Using a Foundry Script:
// script/DeployAuction.s.sol
pragma solidity ^0.8.24;
import "forge-std/Script.sol";
interface ICCAFactory {
function initializeDistribution(
address token,
uint256 amount,
bytes calldata configData,
bytes32 salt
) external returns (address);
}
contract DeployAuction is Script {
function run() external {
// Load config values
address token = vm.envAddress("TOKEN");
uint256 amount = vm.envUint("TOTAL_SUPPLY");
// Encode AuctionParameters
bytes memory configData = abi.encode(
vm.envAddress("CURRENCY"),
vm.envAddress("TOKENS_RECIPIENT"),
vm.envAddress("FUNDS_RECIPIENT"),
uint64(vm.envUint("START_BLOCK")),
uint64(vm.envUint("END_BLOCK"))Discussion
Product Hunt–style comments (not star reviews)- No comments yet — start the thread.
general reviewsRatings
4.6★★★★★73 reviews- ★★★★★Amina Tandon· Dec 24, 2024
Useful defaults in deployer — fewer surprises than typical one-off scripts, and it plays nicely with `npx skills` flows.
- ★★★★★Amelia Bansal· Dec 24, 2024
deployer is among the better-maintained entries we tried; worth keeping pinned for repeat workflows.

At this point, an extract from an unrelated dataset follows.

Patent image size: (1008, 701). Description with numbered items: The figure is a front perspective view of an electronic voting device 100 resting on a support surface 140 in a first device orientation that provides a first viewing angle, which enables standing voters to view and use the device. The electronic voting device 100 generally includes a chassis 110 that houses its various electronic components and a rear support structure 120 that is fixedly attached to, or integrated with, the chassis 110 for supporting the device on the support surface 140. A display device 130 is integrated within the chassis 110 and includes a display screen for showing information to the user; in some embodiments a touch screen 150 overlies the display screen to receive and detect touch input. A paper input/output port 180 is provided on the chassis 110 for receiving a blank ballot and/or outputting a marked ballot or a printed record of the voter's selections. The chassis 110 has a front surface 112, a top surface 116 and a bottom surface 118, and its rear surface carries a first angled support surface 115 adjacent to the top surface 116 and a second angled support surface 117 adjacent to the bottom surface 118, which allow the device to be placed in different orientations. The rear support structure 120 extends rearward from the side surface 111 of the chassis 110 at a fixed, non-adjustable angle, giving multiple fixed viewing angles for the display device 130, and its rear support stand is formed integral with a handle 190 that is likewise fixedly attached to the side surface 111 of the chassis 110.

- ★★★★★Harper Park· Dec 20, 2024
Registry listing for deployer matched our evaluation — installs cleanly and behaves as described in the markdown.
- ★★★★★Maya Taylor· Dec 12, 2024
deployer has been reliable in day-to-day use. Documentation quality is above average for community skills.

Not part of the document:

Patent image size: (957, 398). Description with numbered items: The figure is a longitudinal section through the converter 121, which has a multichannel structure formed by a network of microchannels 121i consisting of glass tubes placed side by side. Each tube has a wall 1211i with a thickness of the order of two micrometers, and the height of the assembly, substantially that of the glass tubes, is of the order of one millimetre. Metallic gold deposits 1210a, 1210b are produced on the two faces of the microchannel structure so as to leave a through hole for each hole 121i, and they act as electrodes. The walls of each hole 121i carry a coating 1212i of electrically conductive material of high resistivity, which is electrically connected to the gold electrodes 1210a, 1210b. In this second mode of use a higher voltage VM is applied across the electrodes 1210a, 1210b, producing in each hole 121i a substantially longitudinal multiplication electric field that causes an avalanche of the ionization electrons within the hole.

- ★★★★★Ganesh Mohane· Dec 8, 2024
We added deployer from the explainx registry; install was straightforward and the SKILL.md answered most questions upfront.
- ★★★★★Shikha Mishra· Dec 4, 2024
I recommend deployer for anyone iterating fast on agent tooling; clear intent and a small, reviewable surface area.
- ★★★★★Sakshi Patil· Nov 27, 2024
deployer fits our agent workflows well — practical, well scoped, and easy to wire into existing repos.
- ★★★★★Alexander Smith· Nov 15, 2024
I recommend deployer for anyone iterating fast on agent tooling; clear intent and a small, reviewable surface area.
- ★★★★★Amelia Johnson· Nov 15, 2024
deployer has been reliable in day-to-day use. Documentation quality is above average for community skills.
- ★★★★★Anaya Jain· Nov 15, 2024
Keeps context tight: deployer is the kind of skill you can hand to a new teammate without a long onboarding doc.